Summer squashes like yellow squash and zucchini are in season in mid-late summer in Indiana. Anyone who has ever planted these in a garden knows that they grow so well in this area, they can grow nearly in spite of their gardener’s best efforts at total neglect. They are prolific, so if you are committed to eating locally, expect to eat a lot of summer squash and zucchini during the hottest summer months.

Storage

These will store in your crisper drawer or on the bottom shelf of your fridge for about a week.  

Basic Prep Ideas

The flavor of zucchini and summer squash is vastly improved by removing the seedy center. The center of summer squash tends to taste (and feel) a little slimy and astringent, and it hides the natural sweetness and complexity of the rest of the fruit. So when you prepare zucchini/summer squash for sauteing, grilling, or frying, cut off the stem end, then cut the squash lengthwise, and then drag a spoon down the center to scoop out the seeds. From there, slice it up into about 1/4″ slices and cook. See if you notice the difference in flavor and texture!

I really like zucchini and summer squash sautéed over medium heat with olive oil, tamari (or soy sauce), and a splash of balsamic vinegar. To do this, I usually cook the squash in oil until it’s just fork-tender, and then I add a splash or two of tamari and balsamic vinegar for the last five minutes of cooking time (you may need to lower the heat a bit so all the water in the vinegar and soy sauce doesn’t evaporate off the pan right away). As the squash finishes cooking, the balsamic vinegar thickens and caramelizes into a glaze (called a reduction). It’s great as a side dish, but it’s also REALLY good in a heaping summer vegetable sandwich.  

As a pasta replacement:
You can also use a spiralizing cutter or a vegetable peeler to turn your raw summer squash into a pasta substitute. Remember that it still counts as a vegetable, so you’ll want to consciously make sure you get your grains and/or carbs in another way throughout the day, unless for some reason you are strictly avoiding them (which is generally not recommended). Raw summer squash is generally not as flavorful as cooked, and it can have a little bitterness, but some people really love it this way as a light, fresh summer dish. It might be worth a try if you don’t have much time to cook or it’s too hot to boil a pot of pasta!
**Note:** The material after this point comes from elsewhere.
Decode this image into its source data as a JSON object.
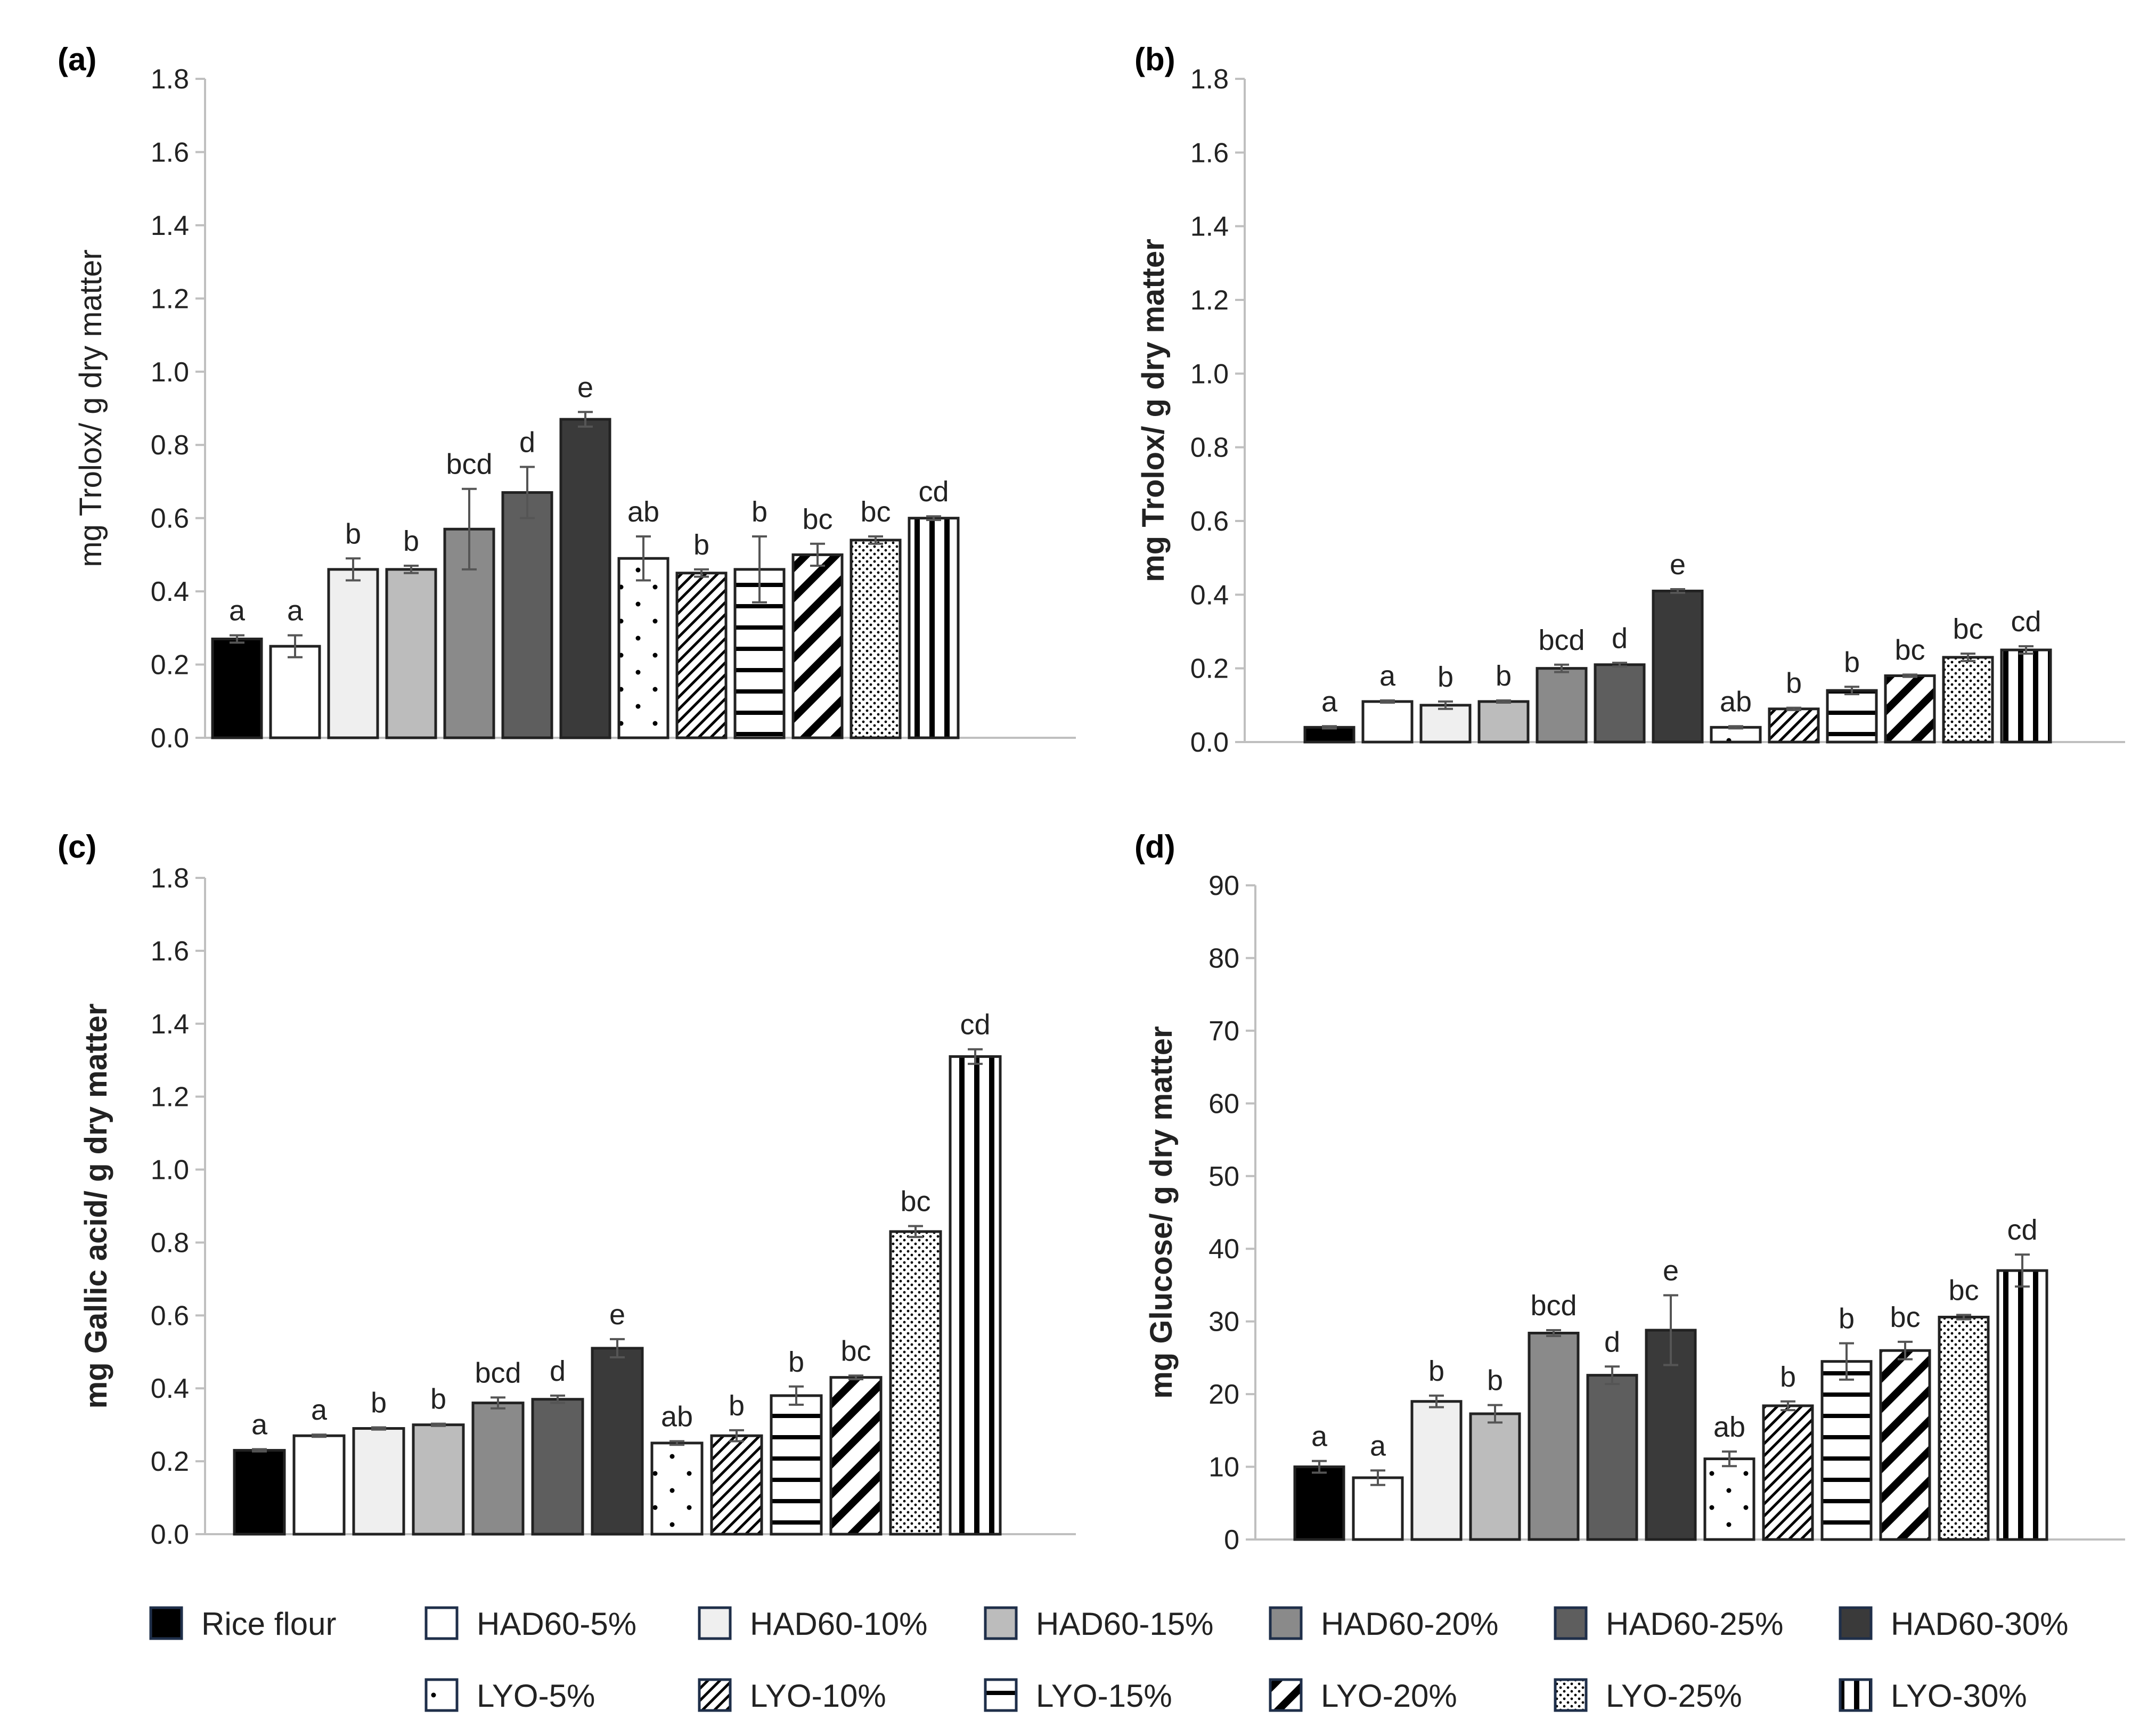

Baking with yellow squash and zucchini:
Recipes for zucchini bread and muffins abound in cookbooks and websites. If you bake these, remember that these recipes usually don’t contain enough squash to provide a meaningful amount of vegetables per serving, and they are usually still loaded with sugar and refined carbohydrates. However, they do contain more fiber than most baked goods (especially if you use whole wheat flour), so if you are in a situation where a cakey dessert needs to happen, a small serving of something like squash muffins or zucchini bread should have a slightly lower GI than regular cake or muffins. But contrary to what we all wish to be true, it’s still not anything other than dessert.